Keep in mind that the "IP Passthrough" mode of the AT&T gateway applies to only one single device, which is typically a 3rd-party router, but that may not always be the case, so the AT&T gateway continues to function as an active network router to be able to manage traffic for all "non-passthrough" devices connected directly to it. For example, you can enable the built-in 2.4GHz and 5GHz radios on the AT&T gateway, so all the clients connected to the associated WiFi subnets will need to have NAT functionality. IOW, the "IP Passthrough" mode is not the typical "bridge" mode in the sense that it does not completely disable the gateway's NAT and routing functions.

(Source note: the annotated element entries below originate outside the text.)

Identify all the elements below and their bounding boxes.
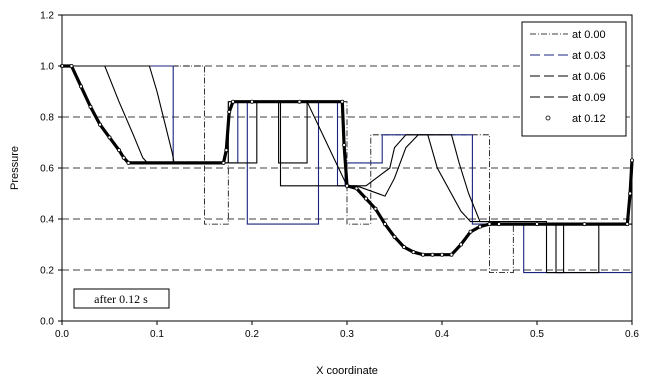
annotation-text: after 0.12 s	[94, 292, 148, 306]
legend-label: at 0.09	[572, 92, 606, 104]
series-at-0-12	[60, 64, 635, 257]
data-point	[230, 99, 235, 104]
y-tick-label: 0.4	[40, 215, 54, 226]
tick-labels: 0.0 0.1 0.2 0.3 0.4 0.5 0.6 0.0 0.2 0.4 0.6 0.8 1.0 1…	[40, 11, 639, 341]
legend-label: at 0.03	[572, 50, 606, 62]
y-tick-label: 0.0	[40, 317, 54, 328]
data-point	[430, 252, 435, 257]
series-layer	[60, 64, 635, 274]
x-tick-label: 0.3	[340, 329, 354, 340]
data-point	[249, 99, 254, 104]
y-tick-label: 0.6	[40, 164, 54, 175]
x-tick-label: 0.5	[530, 329, 544, 340]
data-point	[582, 222, 587, 227]
data-point	[625, 222, 630, 227]
data-point	[344, 183, 349, 188]
y-tick-label: 0.8	[40, 113, 54, 124]
x-tick-label: 0.0	[55, 329, 69, 340]
x-axis-label: X coordinate	[316, 365, 378, 377]
legend-label: at 0.00	[572, 29, 606, 41]
data-point	[487, 222, 492, 227]
x-tick-label: 0.1	[150, 329, 164, 340]
annotation-frame	[73, 288, 170, 309]
data-point	[535, 222, 540, 227]
data-point	[121, 155, 126, 160]
data-point	[449, 252, 454, 257]
data-point	[340, 99, 345, 104]
legend: at 0.00 at 0.03 at 0.06 at 0.09 at 0.12	[521, 21, 627, 137]
y-tick-label: 0.2	[40, 266, 54, 277]
legend-swatch	[545, 115, 551, 121]
data-point	[420, 252, 425, 257]
data-point	[468, 229, 473, 234]
legend-box	[521, 21, 627, 137]
x-tick-label: 0.6	[625, 329, 639, 340]
data-point	[117, 148, 122, 153]
x-tick-label: 0.4	[435, 329, 449, 340]
data-point	[69, 64, 74, 69]
data-point	[98, 122, 103, 127]
legend-label: at 0.06	[572, 71, 606, 83]
data-point	[628, 191, 633, 196]
data-point	[411, 250, 416, 255]
data-point	[221, 160, 226, 165]
y-tick-label: 1.0	[40, 62, 54, 73]
data-point	[458, 242, 463, 247]
data-point	[439, 252, 444, 257]
data-point	[342, 143, 347, 148]
data-point	[373, 206, 378, 211]
y-axis-label: Pressure	[9, 146, 21, 190]
x-tick-label: 0.2	[245, 329, 259, 340]
data-point	[297, 99, 302, 104]
data-point	[126, 160, 131, 165]
data-point	[79, 84, 84, 89]
data-point	[401, 245, 406, 250]
data-point	[630, 158, 635, 163]
data-point	[227, 109, 232, 114]
data-point	[107, 135, 112, 140]
y-tick-label: 1.2	[40, 11, 54, 22]
data-point	[496, 222, 501, 227]
data-point	[224, 148, 229, 153]
data-point	[392, 234, 397, 239]
data-point	[88, 104, 93, 109]
data-point	[363, 196, 368, 201]
annotation-box: after 0.12 s	[73, 288, 170, 309]
data-point	[354, 186, 359, 191]
legend-label: at 0.12	[572, 113, 606, 125]
data-point	[382, 222, 387, 227]
data-point	[477, 224, 482, 229]
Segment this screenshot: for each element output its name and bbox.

The key point is that the NAT table serves 2 purposes:

1) To show & manage traffic for all non-passthrough clients. Since you can still connect devices directly to the AT&T gateway via its own built-in WiFi bands and LAN ports, these clients must have their traffic processed and managed through NAT.

2) To track sessions for the single "passthrough" device. Even though the assigned passthrough device gets a public WAN IP address, the AT&T gateway still maintains table entries to track and manage the device's sessions for logging, state-tracking, and diagnostics/troubleshooting purposes, but *not* for network address translation because the "IP Passthrough" mode avoids double-NAT for the single device.